We propose that we internally use two kinds of pivot keys. First, the global
PivotKey
, which is structured as shown above including the DatasetId
.
Second, the scoped LocalPivotKey
, which can offer of us some advantages when
designing interfaces for node operations, which do not have the knowledge in
which tree they are located in. This alleviates the need for passing around
DatasetIds
to layers which are normally unaffected by it. The transformation
from LocalPivotKey
to PivotKey
is always possible, as all local keys which a
tree layer will encounter belong to the tree itself, the reverse direction is
not given to be valid and should therefore be excluded in the implementation.
Integration
The given PivotKey
structure can be used in ObjRef
to add a measure of
identification to the cache location or disk location.
We can then use the PivotKey
of a tree node to perform operations on specific
nodes which fulfill certain conditions such as access frequency or access
probability. This is helpful in a number of scenarios such as data prefetching
or disk-to-disk migrations.
Since pivots are stored in the internal nodes we are required to read a
substantial amount of data to retrieve knowledge about all exisiting pivot keys.
This limits the efficient usage to scenarios in which we retrieve pivot keys,
for example from messages emitted by the DMU, and record these as they are used
by the user. Previously a similar scheme has been done by the migration policies
which recorded disk offsets and set hints to the DMU to which tier a node is
advised to be written.
This limited hints to often accessed nodes which are likely to be migrated to
faster storage, as not often accessed nodes would not encounter the sent hints.
With PivotKey
s we could actively migrate them downwards, which is the main
advantage of PivotKey
s. This can be useful in scenarios with additional small
layers like NVRAM where we are then more flexible to migrate granular amounts of
data for better tier utilization.
Drawbacks
The implementation does not need to require extra members in the node as we can
generate the valid PivotKey
s when reading the tree from disk. Although, this
creates with the current deserialization scheme (deserializing directly into
valid nodes) hidden states, either nodes with reconstructed PivotKey
or nodes
missing valid PivotKey
s which would encounter errors when trying to actual
read data from their children. To avoid this the deserialization scheme would
need to be adjusted to serialize proto-types "InternalNodeProto" or whichever
name which would need to be validated via a transformation InternalNodeProto
->
InternalNode
. This makes the deserialization code a bit more involved,
but more clear to avoid misuse.
Alternatives
The search for alternatives is difficult as not many characteristics are present which allow nodes to be identifiable and searchable. Something like Ids for example could make nodes identifiable but from an Id we cannot search for the node in the tree.

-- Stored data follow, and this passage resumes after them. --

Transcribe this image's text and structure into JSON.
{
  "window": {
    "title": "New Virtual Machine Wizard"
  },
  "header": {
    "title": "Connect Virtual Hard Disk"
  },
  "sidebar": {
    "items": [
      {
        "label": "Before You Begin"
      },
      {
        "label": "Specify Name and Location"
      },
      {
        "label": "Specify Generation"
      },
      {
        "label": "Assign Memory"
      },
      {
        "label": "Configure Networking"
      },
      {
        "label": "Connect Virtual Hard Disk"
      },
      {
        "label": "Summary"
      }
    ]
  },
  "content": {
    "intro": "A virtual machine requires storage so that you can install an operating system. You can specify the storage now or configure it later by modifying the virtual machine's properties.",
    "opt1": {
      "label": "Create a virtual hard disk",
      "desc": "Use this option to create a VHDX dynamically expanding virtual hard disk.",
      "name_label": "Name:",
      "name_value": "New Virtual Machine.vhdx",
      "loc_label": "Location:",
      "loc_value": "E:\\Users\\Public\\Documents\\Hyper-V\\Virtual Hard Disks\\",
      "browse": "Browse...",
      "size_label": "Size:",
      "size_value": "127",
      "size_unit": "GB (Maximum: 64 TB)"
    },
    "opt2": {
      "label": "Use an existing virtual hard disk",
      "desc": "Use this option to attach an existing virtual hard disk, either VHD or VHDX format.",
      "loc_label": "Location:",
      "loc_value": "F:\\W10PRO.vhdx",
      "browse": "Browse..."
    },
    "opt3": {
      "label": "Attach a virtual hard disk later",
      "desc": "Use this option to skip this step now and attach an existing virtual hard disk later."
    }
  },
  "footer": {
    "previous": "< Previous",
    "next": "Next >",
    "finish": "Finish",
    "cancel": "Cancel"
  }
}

An alternative to the pivot method could be the path construction which relies on the structural uniqueness of the tree, in which we construct a path from the root by giving directions for each step downwards until the desired node is located. It can look similar to this:
#![allow(unused)] fn main() { enum Path { Child(usize, Path), Terminate, } }
This method does not provide many advantages and carries the disadvantage of
having to maintain additional state when constructing keys about the just
traversed distance. Arguably, this is semantic-wise not complicated but many
methods will be affected by this change. Also, misidentification may become
possible as with reconstruction of subtrees paths may be shifted around. With
PivotKey
s these will result in a failed search indicating an outdated key.
Currently the only advantage this method would have to the PivotKey
method is
that the size can be expected to remain comparatively low, with 5 bytes for
each element in the search path. A restriction of key size as discussed in the
corresponding issue could solve
this problem and is already in discussion.